The AGDC on Feb. 4 approved a resolution for the state agency to work with a "lead private sector party" for the first phase. "The private sector would build, own, and operate," according to a report presented during the meeting.
The state developer has not identified the private party it is working with, citing ongoing commercial negotiations. Richards said he hopes to name the private partner at the state corporation's next board meeting in March.
Larry Persily, a former federal coordinator for Alaska gas pipeline projects under the Obama administration, said the state's new plan is likely to fail.
"The project is dead," Persily said in an interview. "It's been dead for a while, and reconfiguring it to be a smaller dead project is the same outcome."
Building infrastructure to export otherwise stranded North Slope gas resources, amounting to about 35 Tcf of proven gas reserves, has been a goal for the state for decades. The advantage of a major LNG export plant in Alaska would be a shorter shipping route to major demand markets in Asia than for rival Gulf Coast projects. The Alaska LNG export terminal, on the Kenai Peninsula in Nikiski, would be capable of producing 20 million tonnes per year of LNG.
The Alaska LNG project hit a major development milestone in 2020 when the Federal Energy Regulatory Commission granted Natural Gas Act certificate approval, which is the subject of a court challenge by environmental groups. Richards said the state agency is confident that its new approach is consistent with the project FERC authorized.

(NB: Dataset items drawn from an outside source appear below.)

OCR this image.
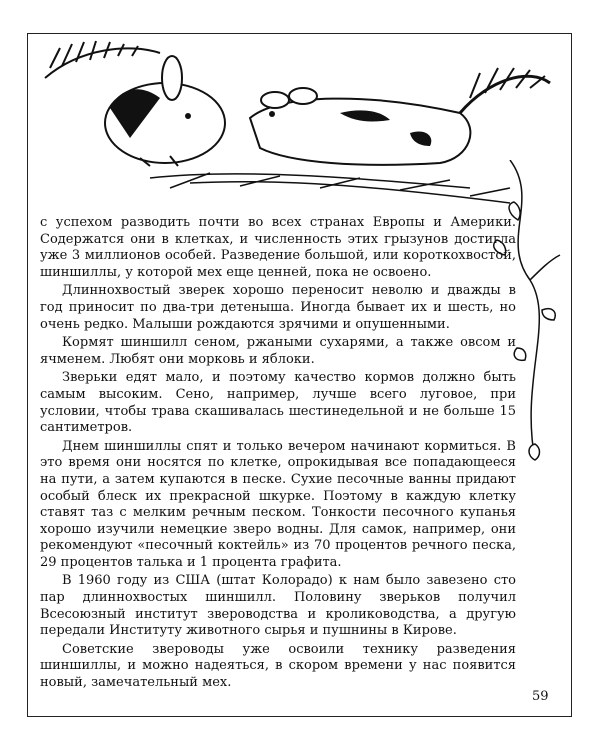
с успехом разводить почти во всех странах Европы и Америки. Содержатся они в клетках, и численность этих грызунов достигла уже 3 миллионов особей. Разведение большой, или короткохвостой, шиншиллы, у которой мех еще ценней, пока не освоено.

Длиннохвостый зверек хорошо переносит неволю и дважды в год приносит по два-три детеныша. Иногда бывает их и шесть, но очень редко. Малыши рождаются зрячими и опушенными.

Кормят шиншилл сеном, ржаными сухарями, а также овсом и ячменем. Любят они морковь и яблоки.

Зверьки едят мало, и поэтому качество кормов должно быть самым высоким. Сено, например, лучше всего луговое, при условии, чтобы трава скашивалась шестинедельной и не больше 15 сантиметров.

Днем шиншиллы спят и только вечером начинают кормиться. В это время они носятся по клетке, опрокидывая все попадающееся на пути, а затем купаются в песке. Сухие песочные ванны придают особый блеск их прекрасной шкурке. Поэтому в каждую клетку ставят таз с мелким речным песком. Тонкости песочного купанья хорошо изучили немецкие зверо водны. Для самок, например, они рекомендуют «песочный коктейль» из 70 процентов речного песка, 29 процентов талька и 1 процента графита.

В 1960 году из США (штат Колорадо) к нам было завезено сто пар длиннохвостых шиншилл. Половину зверьков получил Всесоюзный институт звероводства и кролиководства, а другую передали Институту животного сырья и пушнины в Кирове.

Советские звероводы уже освоили технику разведения шиншиллы, и можно надеяться, в скором времени у нас появится новый, замечательный мех.

59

But Alaska LNG has faced persistent challenges, including a lack of customers and a price tag that remains high at about $38.7 billion even after cost-cutting efforts. By starting with the pipeline to Fairbanks, state leaders would like to reap near-term economic benefits after a hard hit from the COVID-19 pandemic and also deliver cleaner-burning natural gas to Alaskans in the state's interior who rely on diesel fuel or wood. If the plan is successful, the pipeline could start delivering gas in 2025, Richards said.
Persily questioned the economics of building a multibillion-dollar pipeline to supply gas to the Fairbanks area of fewer than 100,000. And he described the state's expectation that the federal government would supply 75% of the pipeline costs as unrealistic.
"Do they really think the Biden administration, this Congress and this country is going to contribute $4.5 billion to a fossil fuel pipeline in the Arctic in 2021?" Persily said.
Alaska's Republican governor, Mike Dunleavy, called federal funding a "real possibility" in a Feb. 1 editorial published in the Anchorage Daily News announcing the new plan. Dunleavy has repeatedly questioned the economics of the Alaska LNG project and the state's role in managing. His editorial mentioned that he "was a skeptic of the previous proposal myself." That skepticism prompted the state to work on "developing a phased, manageable plan that addresses these past points of failure," the governor wrote.
"It's a phased approach, which is something different than we thought about previously," Richards said. "And this initial phase, from the governor's perspective, is about cleaner-burning energy for Alaskans, Alaska's rural native communities, and cleaning up the air in Fairbanks."